5-19-06, 9:44 am
Two trips I took in the past month brought into clear focus the abandonment of America’s values by a hostile presidential administration and callous business interests.
First, I spent a day in Southwest Florida with the Coalition of Immokalee Workers. The coalition has battled slavery in Florida’s fields—yes, literally slavery in 21st century America—and now is working, with the AFL-CIO’s assistance, to raise farm workers’ wages by convincing McDonald’s and its subsidiary Chipotle to pay just one penny more per pound for tomatoes.
One penny a pound for a company that made $2.6 billion in profits last year and paid its CEO more than $8 million in 2004. Why is this even a fight?
In Immokalee I saw a nightmare but also the sparks of hope.
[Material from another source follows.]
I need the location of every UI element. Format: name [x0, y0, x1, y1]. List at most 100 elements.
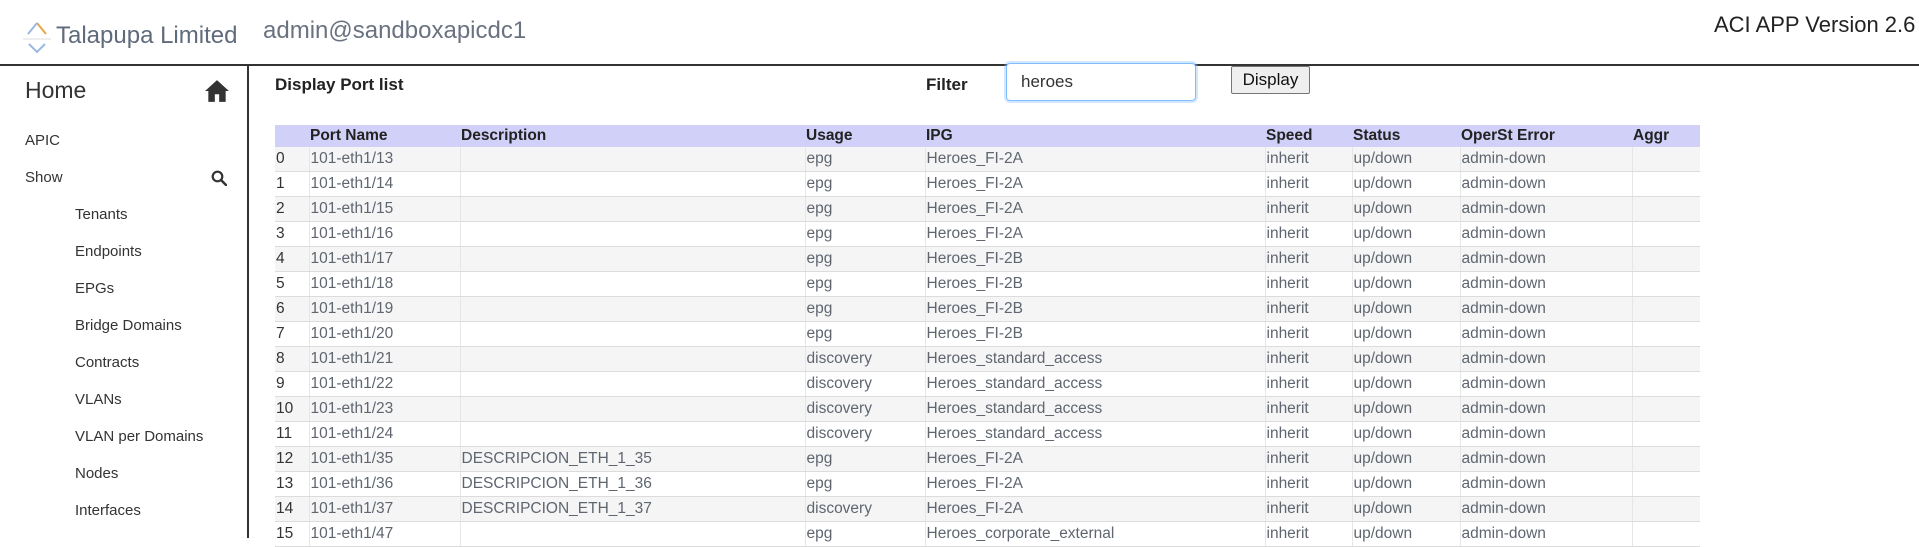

Farm workers toil from dawn to dusk and are paid about 45 cents for every 32-pound container of tomatoes they pick—no overtime pay, no health insurance, no sick leave or vacations. Housing is deplorable—and costly. Three people pay $160 a week for a 10-foot by 10-foot room. Tomato pickers tell of bosses beating workers in the field because they stopped to ask for water. It’s nearly impossible to believe these living and working conditions exist in America today.
But the workers are far from hopeless. Last year, following a national boycott, the coalition won a David-and-Goliath victory when Yum! Brands, which owns Taco Bell, KFC, Pizza Hut and other fast-food giants, agreed to wage increases and a code of conduct for farm workers.
The Mexican, Guatemalan and Haitian workers of the Immokalee tomato fields know they are not fighting alone. They have the committed support of clergy and congregations and of the union movement. Already AFL-CIO activists have sent nearly 20,000 messages to McDonald’s urging the company to agree to fair wages. I hope you will join the fight—just click here to send your message to McDonald’s.
Despite the exploitation, Immokalee is charged with the excitement of dreams waiting to be fulfilled.
And that contrast with my next trip was devastating. I visited New Orleans—the city America forgot.
In the lower 9th Ward there is only the odor of mildew and block after block of empty, smashed homes, upturned boats and automobiles, mountains of tree limbs and abandoned furniture. In New Orleans, I witnessed the nightmare of silence—no saws running, no trucks hauling, no backhoes. No police officers, no construction workers, no camera crews. No leadership from our elected officials and the Bush administration.
The farm workers of Immokalee have endured and fought the worst kinds of abuse for many, many decades. I hope to God the same won’t be true of the victims of last summer’s hurricanes. I pray to God this summer’s hurricanes won’t create another hell on earth for the vulnerable people—the poor, the people of color—in their path.
My trips to Immokalee and New Orleans reminded me just how badly America’s values have been tarnished by the class war being waged by those who wield economic and political power in America today. They reminded my why America needs unions. And they reminded me why we need government leaders who care about and work for and fight for working families, not the obsessive profit lust that drives corporate interests today.